My OAuth token expired mid-job. Took 2 hours to figure out why.

Had this happen twice now. First time I blamed the API. Second time I blamed myself. Both times I was wrong about why it happened.

What the job was doing

Running a daily sync between a client's CRM and their email marketing platform. Nothing fancy. Pull contacts from CRM, push to email platform, update statuses. Cron job runs at 6 AM, done by 6:15, everyone happy.

Except one Tuesday the sync just stopped. Partial data made it over. The CRM showed 1,847 contacts synced. The email platform showed 1,203. Missing 644 contacts. Client noticed by 9 AM when their campaign went to the wrong list.

First instinct: the API broke. Classic move.

The debugging detour

Spent an hour checking everything. API docs, rate limits, webhook logs. Everything looked fine. The CRM API returned success for those 644 contacts. The email platform API also returned success. But the data wasn't there.

Pulled the actual HTTP responses. Both said 200 OK. Both had valid JSON. The contacts just weren't in the database.

Then I noticed something in the logs. The email platform had started returning 401 errors at 6:08 AM. Right in the middle of the sync. But the script kept running and hitting it anyway, getting 401s for every remaining contact.

Wait, 401? That's unauthorized. But we were getting 200s earlier.

The actual problem

Turns out the email platform's OAuth tokens expire after 1 hour. We were getting new tokens at the start of each sync run (good). But the sync was taking longer than expected because of a CRM migration the client did the week before. More contacts = longer sync = token expired mid-run.

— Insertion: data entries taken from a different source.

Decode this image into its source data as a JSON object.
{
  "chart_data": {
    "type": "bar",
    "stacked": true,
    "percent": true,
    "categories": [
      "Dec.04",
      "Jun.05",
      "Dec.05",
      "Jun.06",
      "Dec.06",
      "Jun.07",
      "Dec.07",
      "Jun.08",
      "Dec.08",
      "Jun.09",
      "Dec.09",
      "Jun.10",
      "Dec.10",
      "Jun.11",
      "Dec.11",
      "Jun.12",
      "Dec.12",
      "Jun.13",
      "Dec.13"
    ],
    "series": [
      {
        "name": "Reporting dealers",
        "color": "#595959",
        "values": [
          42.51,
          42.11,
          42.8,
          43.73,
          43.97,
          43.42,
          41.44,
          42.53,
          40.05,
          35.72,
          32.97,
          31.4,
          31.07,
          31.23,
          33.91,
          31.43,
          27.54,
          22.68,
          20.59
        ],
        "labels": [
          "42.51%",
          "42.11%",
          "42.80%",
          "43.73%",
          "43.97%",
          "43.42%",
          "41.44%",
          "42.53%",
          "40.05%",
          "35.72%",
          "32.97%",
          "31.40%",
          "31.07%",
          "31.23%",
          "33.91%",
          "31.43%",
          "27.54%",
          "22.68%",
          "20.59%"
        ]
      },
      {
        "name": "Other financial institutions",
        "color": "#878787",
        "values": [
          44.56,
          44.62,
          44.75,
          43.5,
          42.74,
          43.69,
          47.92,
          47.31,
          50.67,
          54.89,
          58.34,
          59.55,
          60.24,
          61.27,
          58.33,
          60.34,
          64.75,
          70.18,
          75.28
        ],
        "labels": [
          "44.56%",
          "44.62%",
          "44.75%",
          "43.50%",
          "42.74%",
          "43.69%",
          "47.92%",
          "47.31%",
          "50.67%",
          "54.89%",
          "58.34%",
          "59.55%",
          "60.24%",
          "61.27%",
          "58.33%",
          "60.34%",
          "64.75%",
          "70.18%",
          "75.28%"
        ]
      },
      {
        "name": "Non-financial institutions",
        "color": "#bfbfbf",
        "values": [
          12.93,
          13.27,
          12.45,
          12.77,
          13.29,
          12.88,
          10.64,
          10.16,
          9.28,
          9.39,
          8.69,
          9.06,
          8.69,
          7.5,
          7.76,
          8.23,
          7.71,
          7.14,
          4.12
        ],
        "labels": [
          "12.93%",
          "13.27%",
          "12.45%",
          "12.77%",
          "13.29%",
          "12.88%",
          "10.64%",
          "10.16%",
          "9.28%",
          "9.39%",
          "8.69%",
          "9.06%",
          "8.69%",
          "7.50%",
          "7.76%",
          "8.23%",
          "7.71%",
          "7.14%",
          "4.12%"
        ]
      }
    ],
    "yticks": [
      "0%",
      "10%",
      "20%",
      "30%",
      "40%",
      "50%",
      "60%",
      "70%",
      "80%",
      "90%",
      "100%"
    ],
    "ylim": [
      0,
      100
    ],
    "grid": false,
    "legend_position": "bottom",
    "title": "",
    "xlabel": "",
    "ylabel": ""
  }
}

The 200 responses? Those were from the CRM side. The email platform was rejecting everything with 401, but I wasn't logging the email platform responses properly. Only the CRM side. So it looked like everything was working when half of it was failing silently.

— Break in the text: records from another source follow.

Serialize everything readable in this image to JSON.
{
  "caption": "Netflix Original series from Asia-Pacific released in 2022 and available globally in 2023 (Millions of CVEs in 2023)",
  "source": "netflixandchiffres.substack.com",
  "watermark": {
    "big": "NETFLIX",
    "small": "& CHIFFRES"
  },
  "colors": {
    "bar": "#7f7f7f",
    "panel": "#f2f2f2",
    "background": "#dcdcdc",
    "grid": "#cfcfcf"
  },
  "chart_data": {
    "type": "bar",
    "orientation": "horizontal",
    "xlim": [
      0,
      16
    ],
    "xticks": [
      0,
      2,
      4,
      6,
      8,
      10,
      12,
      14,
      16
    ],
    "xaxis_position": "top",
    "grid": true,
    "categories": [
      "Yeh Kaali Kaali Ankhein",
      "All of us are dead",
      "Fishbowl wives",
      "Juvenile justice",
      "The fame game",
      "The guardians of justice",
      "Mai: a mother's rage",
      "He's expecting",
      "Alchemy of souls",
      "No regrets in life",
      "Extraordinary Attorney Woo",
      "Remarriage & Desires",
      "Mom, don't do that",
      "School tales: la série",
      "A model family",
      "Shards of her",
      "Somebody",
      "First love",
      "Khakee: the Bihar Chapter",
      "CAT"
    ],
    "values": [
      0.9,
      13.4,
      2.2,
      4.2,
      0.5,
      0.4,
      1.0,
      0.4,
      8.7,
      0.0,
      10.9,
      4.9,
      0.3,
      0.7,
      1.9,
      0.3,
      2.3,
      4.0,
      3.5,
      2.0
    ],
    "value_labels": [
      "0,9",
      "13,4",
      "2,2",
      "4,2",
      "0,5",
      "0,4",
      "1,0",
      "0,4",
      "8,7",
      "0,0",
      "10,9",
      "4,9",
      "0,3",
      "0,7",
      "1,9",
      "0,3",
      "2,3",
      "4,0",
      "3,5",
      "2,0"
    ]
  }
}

The fix was embarrassingly simple. Refresh the token every 30 minutes during long syncs instead of once at the start. Added a token refresh check before each batch of 500 contacts.

I refresh tokens proactively now. If a sync takes more than 20 minutes, I assume the token might be stale. Better to refresh early than debug another silent failure.

Logging both sides matters too. If I had logged the email platform responses properly, the 401s would have been obvious within 5 minutes instead of an hour.

Still annoyed about that Tuesday though. Two hours for a token refresh check.